Лицо Василья сохраняло пасмурное выражение. Он как будто забыл или не хотел продолжать свой рассказ. Я напомнил ему, что жду продолжения.

— Да что рассказывать-то, — сказал он угрюмо, — не знаю, право… Нехорошо у нас вышло. Ну, да уж начал, так надо кончать…

…Шли мы уже двенадцать ден и все еще с Соколиного острова не вышли, а по-настоящему надо бы на восьмой день уже на амурскую сторону перебраться. И все потому, что опасаемся, на командера своего надежды не имеем. Где бы ровным местом идти, берегом, а мы по верхам рыщем, по оврагам, по гольцам, да тайгой, да по бурелому… Много ли тут уйдешь? Вот и стала у нас провизия кончаться, потому что всего на двенадцать ден и запасали. Стали мы поначалу порции уменьшать; сухарей понемногу отпускали, и промышляй всяк для своей утробы как знаешь: ягоды-то по тайге много. И пришли мы таким родом к заливчику, лиман называемый. Вода в том заливчике соленая, а как припрет ину пору с Амуру, то и пресная бывает. Вот хорошо: надо в этом месте лодки добывать, на амурскую сторону переправу иметь.

Стали мы тут думать-гадать: где нам взять лодки? Приступили к Бурану: советуй! А Буран-старик притомился у нас вовсе: глаза потускли, осунулся весь и никакого совету не знает. «У гиляков, говорит, лодки добывать надо», а где они, гиляки эти, и каким, например, способом лодки у них получить, этого не объясняет.

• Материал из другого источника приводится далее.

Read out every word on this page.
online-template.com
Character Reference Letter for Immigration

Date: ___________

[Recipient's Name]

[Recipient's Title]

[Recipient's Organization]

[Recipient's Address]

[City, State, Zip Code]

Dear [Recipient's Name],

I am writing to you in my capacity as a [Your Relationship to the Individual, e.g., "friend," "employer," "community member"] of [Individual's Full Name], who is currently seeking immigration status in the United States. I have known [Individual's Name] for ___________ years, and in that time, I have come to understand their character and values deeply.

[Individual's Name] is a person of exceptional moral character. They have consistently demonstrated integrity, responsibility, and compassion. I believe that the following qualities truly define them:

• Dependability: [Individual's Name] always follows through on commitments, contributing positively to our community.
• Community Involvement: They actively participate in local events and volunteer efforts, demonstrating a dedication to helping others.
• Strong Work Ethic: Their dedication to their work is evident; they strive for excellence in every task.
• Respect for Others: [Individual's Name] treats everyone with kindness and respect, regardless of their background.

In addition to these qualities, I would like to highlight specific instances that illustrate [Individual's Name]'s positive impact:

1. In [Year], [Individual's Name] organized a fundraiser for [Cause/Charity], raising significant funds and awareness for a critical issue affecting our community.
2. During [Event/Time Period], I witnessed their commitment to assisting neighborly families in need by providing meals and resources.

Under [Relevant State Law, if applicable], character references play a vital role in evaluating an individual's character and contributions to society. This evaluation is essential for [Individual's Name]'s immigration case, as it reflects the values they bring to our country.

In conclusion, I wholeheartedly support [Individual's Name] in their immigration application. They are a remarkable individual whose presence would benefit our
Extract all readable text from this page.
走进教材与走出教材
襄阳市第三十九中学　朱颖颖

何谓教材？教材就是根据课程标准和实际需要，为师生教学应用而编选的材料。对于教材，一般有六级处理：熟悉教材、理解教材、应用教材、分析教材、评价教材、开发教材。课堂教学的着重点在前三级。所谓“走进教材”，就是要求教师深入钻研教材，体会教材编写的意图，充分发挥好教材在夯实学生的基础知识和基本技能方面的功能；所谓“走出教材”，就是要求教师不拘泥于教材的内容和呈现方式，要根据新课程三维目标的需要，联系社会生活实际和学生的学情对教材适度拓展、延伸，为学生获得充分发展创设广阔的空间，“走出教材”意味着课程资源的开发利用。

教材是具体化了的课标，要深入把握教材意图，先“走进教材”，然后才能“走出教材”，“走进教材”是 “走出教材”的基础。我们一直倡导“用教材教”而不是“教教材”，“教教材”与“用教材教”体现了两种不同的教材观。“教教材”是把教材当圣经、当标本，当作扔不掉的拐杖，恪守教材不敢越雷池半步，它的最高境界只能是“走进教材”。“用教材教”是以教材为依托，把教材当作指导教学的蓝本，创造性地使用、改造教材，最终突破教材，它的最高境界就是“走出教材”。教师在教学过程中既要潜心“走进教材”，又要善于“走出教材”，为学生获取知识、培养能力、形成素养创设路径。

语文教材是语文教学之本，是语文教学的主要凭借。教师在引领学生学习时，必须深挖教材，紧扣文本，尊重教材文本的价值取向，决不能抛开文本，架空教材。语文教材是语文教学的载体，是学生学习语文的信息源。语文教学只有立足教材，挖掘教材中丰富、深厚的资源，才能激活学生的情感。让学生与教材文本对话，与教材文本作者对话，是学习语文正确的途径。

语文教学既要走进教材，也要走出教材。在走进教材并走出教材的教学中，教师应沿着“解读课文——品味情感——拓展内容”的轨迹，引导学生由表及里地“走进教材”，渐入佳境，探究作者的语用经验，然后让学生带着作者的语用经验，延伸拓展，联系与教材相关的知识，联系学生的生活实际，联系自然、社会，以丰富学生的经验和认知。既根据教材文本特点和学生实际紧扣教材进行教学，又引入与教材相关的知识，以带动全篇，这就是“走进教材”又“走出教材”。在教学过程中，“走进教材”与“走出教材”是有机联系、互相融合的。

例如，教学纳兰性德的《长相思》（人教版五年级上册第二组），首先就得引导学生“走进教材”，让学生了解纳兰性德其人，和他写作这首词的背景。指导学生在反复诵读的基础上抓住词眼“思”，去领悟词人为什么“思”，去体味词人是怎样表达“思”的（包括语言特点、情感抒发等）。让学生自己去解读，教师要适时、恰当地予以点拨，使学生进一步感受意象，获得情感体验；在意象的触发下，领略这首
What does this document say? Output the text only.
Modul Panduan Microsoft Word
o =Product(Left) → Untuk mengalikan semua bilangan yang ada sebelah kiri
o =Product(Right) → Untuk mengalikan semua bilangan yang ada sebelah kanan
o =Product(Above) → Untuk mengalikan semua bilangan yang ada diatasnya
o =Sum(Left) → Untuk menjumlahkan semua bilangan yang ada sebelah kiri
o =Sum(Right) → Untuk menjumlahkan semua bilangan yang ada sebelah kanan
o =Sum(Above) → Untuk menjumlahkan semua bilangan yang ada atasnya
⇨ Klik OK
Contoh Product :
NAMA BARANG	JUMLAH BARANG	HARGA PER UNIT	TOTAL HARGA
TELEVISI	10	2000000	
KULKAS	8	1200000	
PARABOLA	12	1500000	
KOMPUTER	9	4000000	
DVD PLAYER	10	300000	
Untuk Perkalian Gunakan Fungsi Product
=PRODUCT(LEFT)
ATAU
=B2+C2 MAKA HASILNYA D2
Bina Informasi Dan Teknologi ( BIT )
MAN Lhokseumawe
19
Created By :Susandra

Вот и говорим мы с Володькой ребятам: «Погодите-ка вы здесь, а уж мы по берегу пойдем, может, на гиляков наткнемся: как-нибудь лодку ли, две ли промыслим. А вы тут, ребята, смотрите, ходите с опаской, потому что кордон, надо быть, поблизости находится».

Остались ребята, а мы втроем пошли по берегу. Шли-шли, вышли на утесик, глядим, а внизу, над речкой, гиляк стоит, снасть чинит. Бог нам его, Оркуна этого, послал.

— Это что же Оркун, имя, что ли? — спросил я рассказчика.

— Кто его знает? Может, и имя, а вернее, что старосту это по-ихнему обозначает. Нам неизвестно, а только как подошли мы к нему потихоньку (не сбежал бы, думаем), окружили его, он и стал тыкать себя пальцем в грудь: Оркун, говорит, Оркун; а что такое Оркун — мы не понимаем. Однако стали с ним разговаривать. Володька взял в руки палочку и начертил на земле лодку; значит: вот нам от тебя какой предмет требуется! Гиляк сообразил сразу; замотал головой и начинает нам пальцы казать: то два покажет, то пять, то все десять. Не могли мы долго в толк взять, что такое он показывает, а потом Макаров догадался:

«Братцы, говорит, да ведь это ему надо знать, сколько нас, какую лодку готовить».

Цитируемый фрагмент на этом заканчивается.